Pero ¿qué se ha hecho realmente en los últimos 20 años? ¿Cómo ha evolucionado la sostenibilidad oceánica y la seguridad de la navegación en un contexto de expansión global?
Crecimiento acelerado, sostenibilidad en tensión
En las últimas dos décadas, el transporte marítimo ha crecido más del 60 % en volumen, consolidándose como el eje del comercio internacional. La pesca, por su parte, ha enfrentado una presión creciente sobre los recursos, con una expansión sostenida de las flotas en aguas internacionales y una demanda global en alza. Sin embargo, este crecimiento no siempre ha ido acompañado de mejoras proporcionales en sostenibilidad y seguridad.
Si bien se han adoptado convenios como MARPOL, el Código Polar, el Acuerdo BBNJ y la revisión de la PPC, la implementación efectiva sigue siendo desigual. Los océanos enfrentan hoy desafíos críticos: sobrepesca, contaminación por plásticos, emisiones de buques, pérdida de biodiversidad y presión sobre ecosistemas vulnerables.
“El mar, el gran unificador, es la única esperanza del hombre.

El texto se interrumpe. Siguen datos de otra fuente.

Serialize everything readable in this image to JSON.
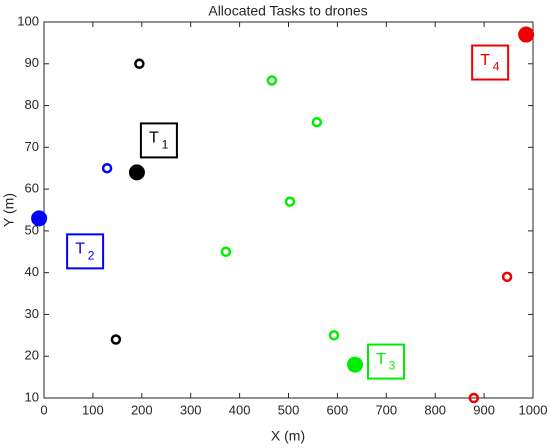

Ahora, más que nunca, la vieja frase tiene un sentido literal: estamos todos en el mismo barco.” —Jacques Cousteau

Jacques Cousteau, pionero de la conciencia oceánica, explorador incansable y defensor del mar como esperanza común.

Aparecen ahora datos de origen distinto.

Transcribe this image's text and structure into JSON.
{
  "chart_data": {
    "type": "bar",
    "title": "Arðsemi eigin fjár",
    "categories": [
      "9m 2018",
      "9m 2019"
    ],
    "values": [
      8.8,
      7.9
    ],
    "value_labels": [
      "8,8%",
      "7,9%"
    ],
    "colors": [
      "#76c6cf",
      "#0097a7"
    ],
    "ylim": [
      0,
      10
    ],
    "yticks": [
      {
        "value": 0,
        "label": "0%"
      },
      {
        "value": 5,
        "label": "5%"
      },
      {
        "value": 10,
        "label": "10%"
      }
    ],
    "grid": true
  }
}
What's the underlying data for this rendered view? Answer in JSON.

Seguridad de la navegación: avances y brechas
En materia de seguridad, se han logrado mejoras en la formación de la gente de mar, el control técnico de buques y la gestión de riesgos operativos. La digitalización y el monitoreo satelital han permitido mayor trazabilidad en rutas y operaciones.
Sin embargo, persisten brechas estructurales: el impacto del cambio climático sobre la infraestructura portuaria, el aumento de fenómenos extremos, la piratería en zonas críticas, el tráfico ilícito y la circulación de embarcaciones no reguladas siguen siendo amenazas latentes.

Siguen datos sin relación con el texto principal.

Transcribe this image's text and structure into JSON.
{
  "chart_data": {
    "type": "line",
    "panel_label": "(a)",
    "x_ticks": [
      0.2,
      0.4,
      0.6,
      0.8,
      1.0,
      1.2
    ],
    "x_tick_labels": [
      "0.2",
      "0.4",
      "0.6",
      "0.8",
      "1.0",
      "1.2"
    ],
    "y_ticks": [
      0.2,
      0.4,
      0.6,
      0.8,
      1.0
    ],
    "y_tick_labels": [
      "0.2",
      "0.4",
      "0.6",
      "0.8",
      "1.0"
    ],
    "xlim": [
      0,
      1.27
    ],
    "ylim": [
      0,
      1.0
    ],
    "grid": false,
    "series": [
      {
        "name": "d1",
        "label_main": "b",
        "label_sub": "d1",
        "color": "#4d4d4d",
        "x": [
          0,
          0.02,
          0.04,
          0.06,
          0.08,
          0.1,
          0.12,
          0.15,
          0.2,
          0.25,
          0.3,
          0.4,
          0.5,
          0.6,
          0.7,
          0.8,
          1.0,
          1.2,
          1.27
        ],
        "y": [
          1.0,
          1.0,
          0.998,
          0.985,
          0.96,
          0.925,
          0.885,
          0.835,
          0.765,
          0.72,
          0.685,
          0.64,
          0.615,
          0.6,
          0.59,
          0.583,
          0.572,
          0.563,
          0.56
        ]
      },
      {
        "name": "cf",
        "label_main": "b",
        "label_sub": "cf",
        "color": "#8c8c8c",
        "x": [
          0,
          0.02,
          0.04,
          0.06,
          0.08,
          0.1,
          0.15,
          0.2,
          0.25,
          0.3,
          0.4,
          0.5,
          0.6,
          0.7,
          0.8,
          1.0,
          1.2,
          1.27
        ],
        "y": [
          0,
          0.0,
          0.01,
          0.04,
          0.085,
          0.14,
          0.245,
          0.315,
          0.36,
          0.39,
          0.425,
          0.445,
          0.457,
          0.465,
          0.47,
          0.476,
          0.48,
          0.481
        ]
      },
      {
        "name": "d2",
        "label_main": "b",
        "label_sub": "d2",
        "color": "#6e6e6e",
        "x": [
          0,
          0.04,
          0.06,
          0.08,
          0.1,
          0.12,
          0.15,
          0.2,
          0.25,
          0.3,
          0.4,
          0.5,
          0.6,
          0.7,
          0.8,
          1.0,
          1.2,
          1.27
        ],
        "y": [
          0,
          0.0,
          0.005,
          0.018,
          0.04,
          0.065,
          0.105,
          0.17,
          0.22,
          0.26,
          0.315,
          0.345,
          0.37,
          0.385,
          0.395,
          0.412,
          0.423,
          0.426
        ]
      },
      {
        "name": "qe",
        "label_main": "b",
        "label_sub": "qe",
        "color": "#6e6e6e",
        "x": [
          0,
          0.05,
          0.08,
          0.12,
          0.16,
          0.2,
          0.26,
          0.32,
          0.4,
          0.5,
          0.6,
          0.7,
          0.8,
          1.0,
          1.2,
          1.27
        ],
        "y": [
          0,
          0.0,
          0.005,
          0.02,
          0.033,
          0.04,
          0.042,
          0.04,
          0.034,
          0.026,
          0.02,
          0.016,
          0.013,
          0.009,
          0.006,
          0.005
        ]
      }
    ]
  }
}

“La salud del océano es el reflejo de nuestra relación con el planeta.” —Rachel Carson

Rachel Carson, bióloga marina y autora de “El mar que nos rodea”, precursora del pensamiento ambiental moderno.
Gobernanza oceánica y transición energética
La sostenibilidad marítima ha ganado espacio en la agenda internacional, con avances en eficiencia energética, gobernanza oceánica y fiscalización ambiental. En los últimos años, el impulso de nuevos combustibles como el gas natural licuado, el metanol verde, el amoníaco y los biocombustibles avanzados ha marcado un punto de inflexión en la descarbonización del transporte marítimo. Si bien su adopción aún es desigual, representan una apuesta concreta por la transición energética, especialmente en rutas de alta densidad y puertos con infraestructura adaptada.
Pero los compromisos normativos aún no se traducen en acciones proporcionales. La protección de hábitats marinos y la equidad en el acceso a tecnologías limpias siguen siendo desafíos pendientes, especialmente en regiones como América Latina.
“Sin azul, no hay verde. Sin océanos sanos, no hay vida en la Tierra.” —Sylvia Earle

Sylvia Earle, oceanógrafa y exploradora, voz activa en la defensa de los océanos como patrimonio vital.
Una efeméride que exige coherencia… y memoria
El Día Marítimo Mundial no debe ser solo una fecha conmemorativa. Es una oportunidad para mirar al mar con responsabilidad, pero también con gratitud. Porque cada puerto que resiste, cada flota que faena, cada tripulante que embarca, sostiene mucho más que una cadena logística: sostiene comunidades, soberanías, historias y futuros.
Desde Confluencia Portuaria, reafirmamos nuestro compromiso con la cobertura estratégica del sector marítimo, visibilizando avances, tensiones y oportunidades. Y lo hacemos con la convicción de que cuidar el océano no es solo una obligación técnica: es una forma de honrar lo que somos, lo que fuimos y lo que aún podemos ser.